We find Georgia to be a resilient and progressive country. Its deep track record of pro-growth reforms and aggressive external alignment with major liberal economies should give investors confidence in the business backdrop, especially as a center for regional activity.

Black Sea Coastal Trade

While exotic in its particulars, Tartar Cameleer typifies Pirosmani’s subject matter of people at work and play. Another work relevant to our topic, entitled Batumi, is one of the relatively few landscapes he executed. The painting shows a steam train chugging up the coast from the port, perhaps toward the village of Supsa on its way to the Samtredi junction, where it would turn toward Tbilisi and other points in the Southern Caucasus.

The painting also shows some eight ships moored in the harbor. They may be taking on goods for markets elsewhere, given the wind direction away from shore and the oarsman apparently maneuvering his pram to upload cargo to one of the waiting freighters. The density of traffic suggests a high volume of coastal trade.

In this landscape, there are no camels, only then-modern conveyances. Such features emphasize Georgia’s potential as a regional entrepot. That vision is now fast becoming a reality as Georgia asserts itself as an East-West trade bridge.

Acknowledgment

We acknowledge the contribution, to our observations, of the book Pirosmani: A Legend in Naïve Art, published in conjunction with an art exhibition by the Pera Museum of Istanbul in 2007.

Notice to Readers

This research commentary was prepared under the sponsorship of Black Sea Product Ltd. of Tbilisi, Georgia.
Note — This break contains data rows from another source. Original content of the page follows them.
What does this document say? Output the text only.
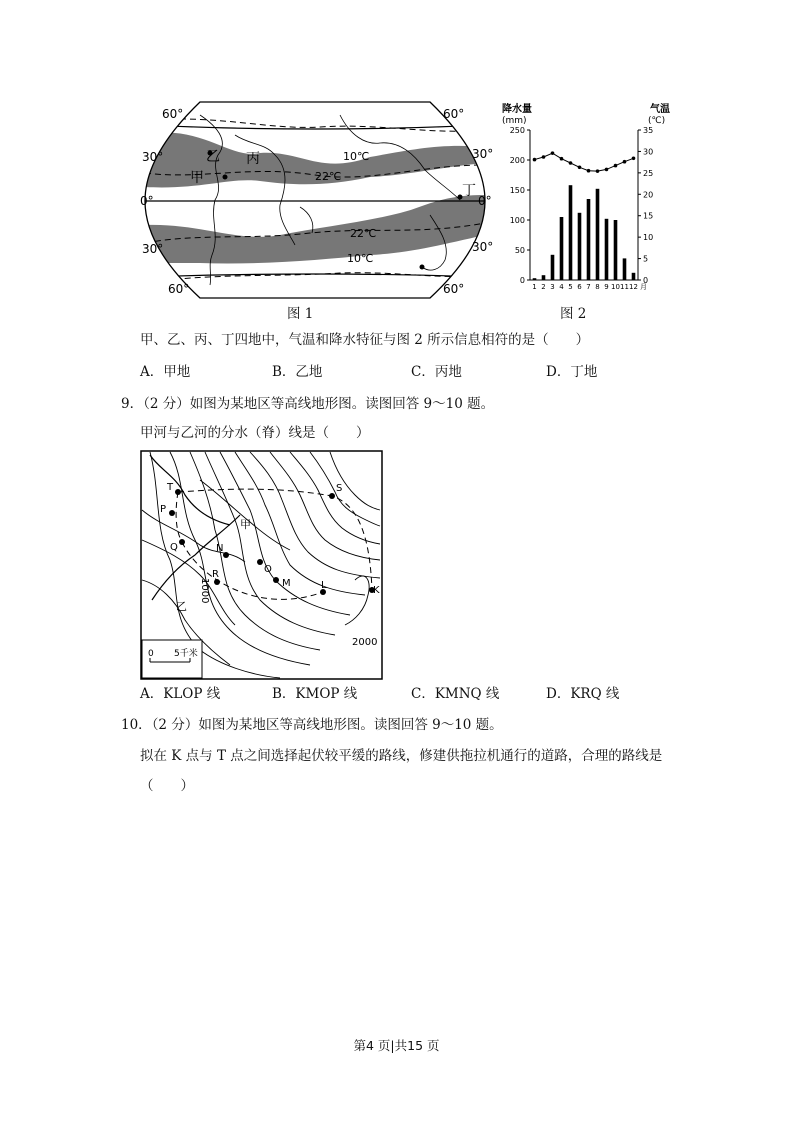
60°	60°
30°	30°
0°	0°
30°	30°
60°	60°
甲
乙 丙
丁
10℃
22℃
22℃
10℃
图 1
降水量
(mm)
气温
(℃)
0
50
100
150
200
250
0
5
10
15
20
25
30
35
1 2 3 4 5 6 7 8 9 10 11 12 月
图 2
甲、乙、丙、丁四地中，气温和降水特征与图 2 所示信息相符的是（　　）
A．甲地	B．乙地	C．丙地	D．丁地
9．（2 分）如图为某地区等高线地形图。读图回答 9～10 题。
甲河与乙河的分水（脊）线是（　　）
T
P
Q	N
R	O
M	L	K
S
甲
乙
1000
2000
0 5千米
A．KLOP 线	B．KMOP 线	C．KMNQ 线	D．KRQ 线
10．（2 分）如图为某地区等高线地形图。读图回答 9～10 题。
拟在 K 点与 T 点之间选择起伏较平缓的路线，修建供拖拉机通行的道路，合理的路线是
（　　）
第4 页|共15 页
Codexa Capital received compensation for the preparation of this article, in relation to its role as investment banker for the Seaport of Supsa development project.

Codexa Capital is a specialized investment banking firm concentrating on Islamic finance, serving institutions outside the United States. Codexa is not registered as a securities broker-dealer or an investment advisor either with the SEC or with any state securities regulatory agencies. The information, opinions, or recommendations in this article are submitted solely for informational purposes.
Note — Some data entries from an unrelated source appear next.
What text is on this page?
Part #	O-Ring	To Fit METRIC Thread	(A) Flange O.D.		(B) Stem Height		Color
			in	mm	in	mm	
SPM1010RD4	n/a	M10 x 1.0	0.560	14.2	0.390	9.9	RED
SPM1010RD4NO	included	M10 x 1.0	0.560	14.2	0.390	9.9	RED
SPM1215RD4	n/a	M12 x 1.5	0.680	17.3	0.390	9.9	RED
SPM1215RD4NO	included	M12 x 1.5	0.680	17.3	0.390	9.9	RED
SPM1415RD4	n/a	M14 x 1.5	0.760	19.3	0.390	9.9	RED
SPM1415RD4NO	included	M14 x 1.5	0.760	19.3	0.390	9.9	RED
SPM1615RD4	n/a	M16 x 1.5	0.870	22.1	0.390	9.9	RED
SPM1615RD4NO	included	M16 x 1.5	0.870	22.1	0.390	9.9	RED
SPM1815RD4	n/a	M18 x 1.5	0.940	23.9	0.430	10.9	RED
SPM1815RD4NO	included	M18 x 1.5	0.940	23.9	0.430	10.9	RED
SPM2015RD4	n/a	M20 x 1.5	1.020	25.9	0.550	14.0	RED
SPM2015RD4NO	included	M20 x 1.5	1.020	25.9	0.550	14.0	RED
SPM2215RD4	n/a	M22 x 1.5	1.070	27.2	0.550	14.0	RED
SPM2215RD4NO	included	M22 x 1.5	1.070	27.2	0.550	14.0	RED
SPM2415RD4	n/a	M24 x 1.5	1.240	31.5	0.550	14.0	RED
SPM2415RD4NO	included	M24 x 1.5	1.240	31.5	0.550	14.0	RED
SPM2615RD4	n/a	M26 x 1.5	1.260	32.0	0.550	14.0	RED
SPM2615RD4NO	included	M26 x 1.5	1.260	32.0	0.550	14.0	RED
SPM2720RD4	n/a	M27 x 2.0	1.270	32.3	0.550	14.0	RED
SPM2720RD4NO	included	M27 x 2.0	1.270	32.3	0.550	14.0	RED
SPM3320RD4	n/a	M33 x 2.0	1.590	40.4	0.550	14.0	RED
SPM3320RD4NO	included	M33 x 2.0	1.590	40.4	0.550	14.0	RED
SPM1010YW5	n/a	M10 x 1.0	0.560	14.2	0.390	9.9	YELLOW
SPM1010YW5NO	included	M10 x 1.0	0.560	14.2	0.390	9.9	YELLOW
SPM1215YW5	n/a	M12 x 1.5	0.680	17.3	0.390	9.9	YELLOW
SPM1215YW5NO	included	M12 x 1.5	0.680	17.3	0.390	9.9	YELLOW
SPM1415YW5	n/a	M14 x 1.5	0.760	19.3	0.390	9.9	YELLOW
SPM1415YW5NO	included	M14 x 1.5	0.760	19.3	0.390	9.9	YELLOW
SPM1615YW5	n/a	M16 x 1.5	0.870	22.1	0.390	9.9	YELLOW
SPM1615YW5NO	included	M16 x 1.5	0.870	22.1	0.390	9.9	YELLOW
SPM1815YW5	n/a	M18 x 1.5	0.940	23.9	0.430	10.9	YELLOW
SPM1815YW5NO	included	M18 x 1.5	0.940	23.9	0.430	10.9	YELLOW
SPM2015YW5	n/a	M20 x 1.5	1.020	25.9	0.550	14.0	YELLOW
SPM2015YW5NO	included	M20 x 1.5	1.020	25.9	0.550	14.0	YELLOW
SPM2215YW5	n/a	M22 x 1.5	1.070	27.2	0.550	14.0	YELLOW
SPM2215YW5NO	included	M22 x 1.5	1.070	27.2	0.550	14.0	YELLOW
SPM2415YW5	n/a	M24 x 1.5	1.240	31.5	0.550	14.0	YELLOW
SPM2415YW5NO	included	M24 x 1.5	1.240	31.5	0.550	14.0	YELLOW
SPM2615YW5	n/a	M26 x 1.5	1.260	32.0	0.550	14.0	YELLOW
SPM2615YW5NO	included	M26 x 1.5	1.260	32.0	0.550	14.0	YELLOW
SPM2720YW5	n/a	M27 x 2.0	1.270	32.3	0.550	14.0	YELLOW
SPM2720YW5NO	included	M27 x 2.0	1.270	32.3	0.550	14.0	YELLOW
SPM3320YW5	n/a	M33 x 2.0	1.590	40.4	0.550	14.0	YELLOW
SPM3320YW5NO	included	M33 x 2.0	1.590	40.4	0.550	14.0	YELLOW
The information provided here has been obtained or compiled from sources we believe to be reliable; we cannot and do not guarantee the accuracy, validity, timeliness or completeness of any data made available. Opinions and estimates reflect current judgment as of the date appearing on the article; they are neither all-inclusive nor can they be guaranteed to be complete or accurate. Past performance does not indicate future returns.

This material is for general information only. Every effort has been made to ensure that it is accurate; however, it is not intended to be a complete description of the matters described. This document has been prepared without taking into account any personal objective, financial situation or needs. It does not contain and is not to be taken as containing any securities advice or securities recommendation. Furthermore, it is not intended that it be relied on by recipients for the purpose of making investment decisions and is not a replacement of the requirement for individual research or professional tax advice.